We need innovation not only in technology itself, but also innovation to over come the social, political and economic barriers that prevent poor people from accessing existing technology and that prevent innovation really focussing on the interests of the poor. So, for example, we need innovation to help utilities in urban centres in the developing world overcome their reluctance to provide water, sanitation and electricity supplies to the residents of informal settlements and shanty towns, which often make up half or more of the population of developing country cities. And, in an era where governments have largely handed over resonsibility for technology R&D to the private sector, we need ways of sponsoring research and innovation into knowledge which cannot be commodified but which is never the less helpful to the fight against poverty – for example research into improving the productivity of traditional agro ecological forms of agriculture.

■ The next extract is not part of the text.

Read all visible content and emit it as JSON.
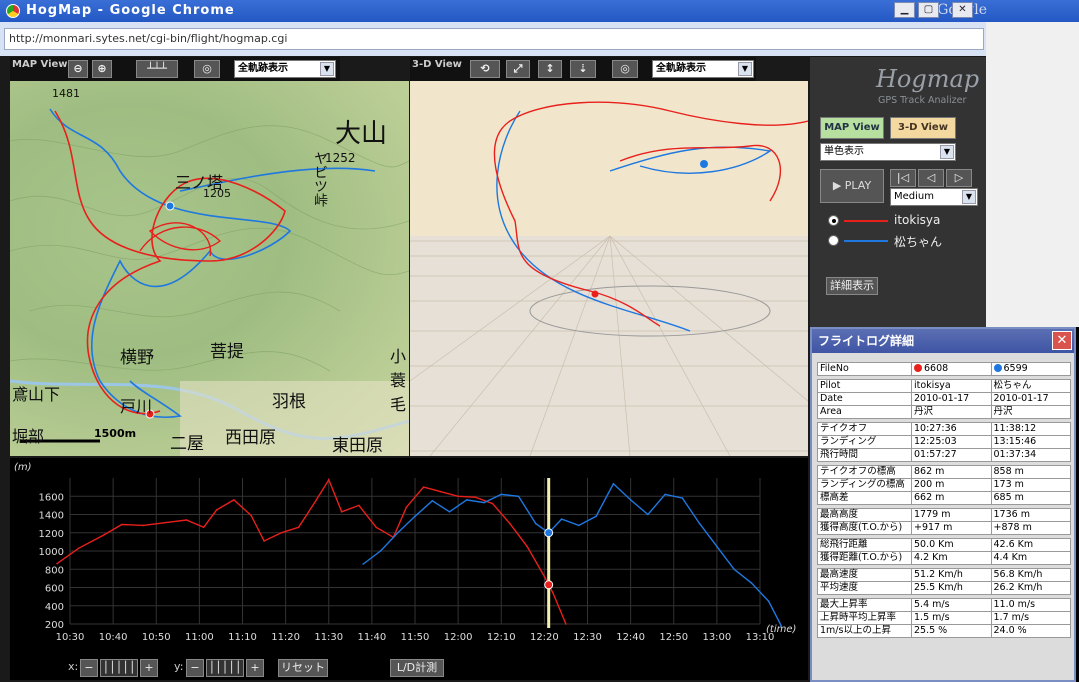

Like Bill Gates, I too am an optimist. I believe this is possible and that a growing number of people are beginning to understand and respond to the challenge.

One response to “An era of innovation for the poor?”

  1. Solar Panels Says:

    Count me in on that. Indeed the different technologies to help alleviate the living condition of the less fortunate on developing countries are already with us for a long time, it is just the means for them to access this technology that is lacking. It is sad that finding means to facilitate for the access continuously takes a backseat.